EDITORIAL COMMENT : Botswana stance shows good neighbourliness President Emmerson Mnangagwa sharing a lighter moment with his Botswana counterpart Mr Mokgweetsi Masisi .

Botswana is extending $600 million to Zimbabwe’s private sector, a clear sign that President Mnangagwa’s re-engagement efforts are bearing fruits.

That Zimbabwe this week hosts Botswana for a Bi-National Commission (BNC), which will see the signing of agreements by Presidents Mnangagwa and Mokgweetsi Masisi also speaks volumes about how President Mnangagwa’s new administration has gone about making friends, marking a shift from the approach of former leader Mr Robert Mugabe who, knowingly or unknowingly, created enemies near and afar.

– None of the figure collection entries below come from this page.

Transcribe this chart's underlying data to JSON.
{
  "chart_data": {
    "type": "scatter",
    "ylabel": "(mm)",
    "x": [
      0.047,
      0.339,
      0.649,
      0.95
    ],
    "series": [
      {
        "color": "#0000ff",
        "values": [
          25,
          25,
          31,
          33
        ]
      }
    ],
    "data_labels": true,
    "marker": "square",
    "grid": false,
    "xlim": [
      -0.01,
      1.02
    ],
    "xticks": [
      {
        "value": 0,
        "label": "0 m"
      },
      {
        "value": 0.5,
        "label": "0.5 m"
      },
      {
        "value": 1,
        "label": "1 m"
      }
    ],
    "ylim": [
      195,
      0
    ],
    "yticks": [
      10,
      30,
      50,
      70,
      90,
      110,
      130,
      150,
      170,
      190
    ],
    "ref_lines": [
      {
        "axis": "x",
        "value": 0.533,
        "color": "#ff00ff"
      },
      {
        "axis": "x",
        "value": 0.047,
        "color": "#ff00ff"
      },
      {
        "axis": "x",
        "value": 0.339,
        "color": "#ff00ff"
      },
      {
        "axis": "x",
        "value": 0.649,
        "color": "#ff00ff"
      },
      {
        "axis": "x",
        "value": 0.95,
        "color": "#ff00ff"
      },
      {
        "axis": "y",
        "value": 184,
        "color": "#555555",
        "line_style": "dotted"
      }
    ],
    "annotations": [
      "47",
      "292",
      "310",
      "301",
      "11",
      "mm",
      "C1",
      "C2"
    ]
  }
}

During his reign, Mr Mugabe reduced Zimbabwe’s relations with Botswana, which was then under the leadership of Seretse Khama Ian Khama to a screaming match and trading of cross-border insults and cheap potshots.

So strained were relations between the two countries during that dark era such that when Botswana decided to construct a bridge across the Zambezi at Kazungula, Mr Mugabe refused passage of the facility through Zimbabwean territory.

This saw Botswana instituting costly design alterations which resulted in the bridge, supposed to be 600 metres long, stretching 923 metres as a detour.

No one ever imagined that by February 2019, Zimbabwe and Botswana could have reworked both their political and economic relations as epitomised by the number of deals ready to be signed during the BNC this week cutting across various sectors of the economy including agriculture and mining.

The offer by Botswana to financially assist Zimbabwe, and the holding of the BNC this week is a clear testimony of President Mnangagwa’s diplomatic astuteness. It does not always pay, even at village level, to trade in insults with neighbours.

We salute the new administration for correctly realising that what Zimbabwe needs are friends, and not enemies. In fact, we cannot afford turning a neighbour into an enemy as we need them in our fight against the unjustified and illegal Western sanctions, which have ruined our economy and the future of generations.

It is in that context that we thank our Batswana brothers and sisters for besides speaking loudly against the illegal Western sanctions a fortnight ago, they have shown us what true neighbourliness means by offering to support Zimbabwe’s efforts to turnaround the economy.

Zimbabwe desperately needs lines of credit to turnaround its economy and the offer to assist by Botswana not only reinforces our relations as neighbours, but speaks to African integration, Ubuntuism and Pan Africanism.

We therefore salute our leaders in Gaborone and Harare for showing us the benefits of good neighbourliness. Today Zimbabwe and Botswana speak not only constructive politics, but economic diplomacy on a win-win basis.